AgonicDreamer: Enhancing Multi-View Consistency in Text-to-3D Generation via Rectified Score Distillation.

IEEE transactions on image processing : a publication of the IEEE Signal Processing Society·2026
Same journal

BiCM-Prompt: Bidirectional Cross-Modal Prompt Tuning for Class-Incremental Learning on Multisource Remote Sensing Images.
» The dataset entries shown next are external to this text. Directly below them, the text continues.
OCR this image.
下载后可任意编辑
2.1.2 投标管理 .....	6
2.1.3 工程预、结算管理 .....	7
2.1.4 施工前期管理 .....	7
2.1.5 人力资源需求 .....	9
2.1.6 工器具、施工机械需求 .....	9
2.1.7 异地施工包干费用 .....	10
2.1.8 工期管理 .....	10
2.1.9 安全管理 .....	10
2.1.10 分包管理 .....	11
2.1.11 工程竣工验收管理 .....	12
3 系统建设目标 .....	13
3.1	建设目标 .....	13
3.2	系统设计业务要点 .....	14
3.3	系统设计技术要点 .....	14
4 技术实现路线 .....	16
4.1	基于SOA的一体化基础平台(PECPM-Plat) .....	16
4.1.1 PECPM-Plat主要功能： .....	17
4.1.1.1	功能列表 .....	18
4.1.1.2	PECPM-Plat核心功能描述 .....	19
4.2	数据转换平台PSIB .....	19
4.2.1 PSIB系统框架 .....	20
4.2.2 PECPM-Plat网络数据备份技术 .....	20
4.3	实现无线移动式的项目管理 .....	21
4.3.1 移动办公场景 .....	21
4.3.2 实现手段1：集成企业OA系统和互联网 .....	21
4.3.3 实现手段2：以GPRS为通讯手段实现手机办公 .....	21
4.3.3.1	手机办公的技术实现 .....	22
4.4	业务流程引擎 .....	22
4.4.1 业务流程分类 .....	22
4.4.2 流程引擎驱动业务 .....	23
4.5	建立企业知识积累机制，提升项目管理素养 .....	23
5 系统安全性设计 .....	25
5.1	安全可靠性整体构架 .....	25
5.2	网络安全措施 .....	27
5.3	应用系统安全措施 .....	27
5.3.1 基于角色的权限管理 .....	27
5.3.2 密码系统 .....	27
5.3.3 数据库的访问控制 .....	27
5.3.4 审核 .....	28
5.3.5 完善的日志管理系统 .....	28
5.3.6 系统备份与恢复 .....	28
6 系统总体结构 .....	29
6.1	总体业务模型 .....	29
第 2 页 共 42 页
IEEE transactions on image processing : a publication of the IEEE Signal Processing Society·2026
See all related articles

Related Experiment Video

Updated: May 28, 2026

EasyFiji: A Graphical Interface for User-Friendly Fluorescence Image Processing in Fiji
10:09

EasyFiji: A Graphical Interface for User-Friendly Fluorescence Image Processing in Fiji

Published on: February 20, 2026

Color constancy by category correlation.

Javier Vazquez-Corral1, Maria Vanrell, Ramon Baldrich

  • 1Computer Vision Center, Campus Universitat Autònoma de Barcelona (UAB), Bellatera, Barcelona, Spain. javier.vazquez@cvc.uab.cat

IEEE Transactions on Image Processing : a Publication of the IEEE Signal Processing Society
|October 15, 2011
PubMed
Summary
This summary is machine-generated.

This study introduces a novel color constancy method using perceptual constraints based on universal color categories. The approach stabilizes color representations under changing illuminants without needing algorithmic parameter training.

More Related Videos

Qualitative Identification of Carboxylic Acids, Boronic Acids, and Amines Using Cruciform Fluorophores
09:46

Qualitative Identification of Carboxylic Acids, Boronic Acids, and Amines Using Cruciform Fluorophores

Published on: August 19, 2013

Visualizing Visual Adaptation
04:43

Visualizing Visual Adaptation

Published on: April 24, 2017

Related Experiment Videos

Last Updated: May 28, 2026

EasyFiji: A Graphical Interface for User-Friendly Fluorescence Image Processing in Fiji
10:09

EasyFiji: A Graphical Interface for User-Friendly Fluorescence Image Processing in Fiji

Published on: February 20, 2026

Qualitative Identification of Carboxylic Acids, Boronic Acids, and Amines Using Cruciform Fluorophores
09:46

Qualitative Identification of Carboxylic Acids, Boronic Acids, and Amines Using Cruciform Fluorophores

Published on: August 19, 2013

Visualizing Visual Adaptation
04:43

Visualizing Visual Adaptation

Published on: April 24, 2017

Area of Science:

  • Computer Vision
  • Computational Color Science

Background:

  • Color constancy, crucial for computer vision, remains an open problem.
  • Existing methods often rely on physical scene constraints or statistical assumptions.
  • Limited attention has been given to the impact of illuminant selection on color image representation.

Purpose of the Study:

  • To propose a novel approach for color constancy using perceptual constraints.
  • To leverage universal color categories derived from psychophysical measurements.
  • To develop a fast method for sampling illuminants based on these perceptual constraints.

Main Methods:

  • Defining a 'category hypothesis' to weight feasible illuminants.
  • Utilizing universal color categories (basic linguistic terms) as perceptual anchors.
  • Implementing a fast sampling algorithm for a wide range of illuminants.

Main Results:

  • The proposed method demonstrates performance rivaling state-of-the-art techniques.
  • The approach does not require training algorithmic parameters.
  • The method proves effective in achieving stable color representations despite illuminant variations.

Conclusions:

  • Perceptual constraints, specifically universal color categories, offer a promising direction for color constancy.
  • The developed method provides a robust and efficient solution.
  • The framework supports integration of top-down information, opening avenues for future research.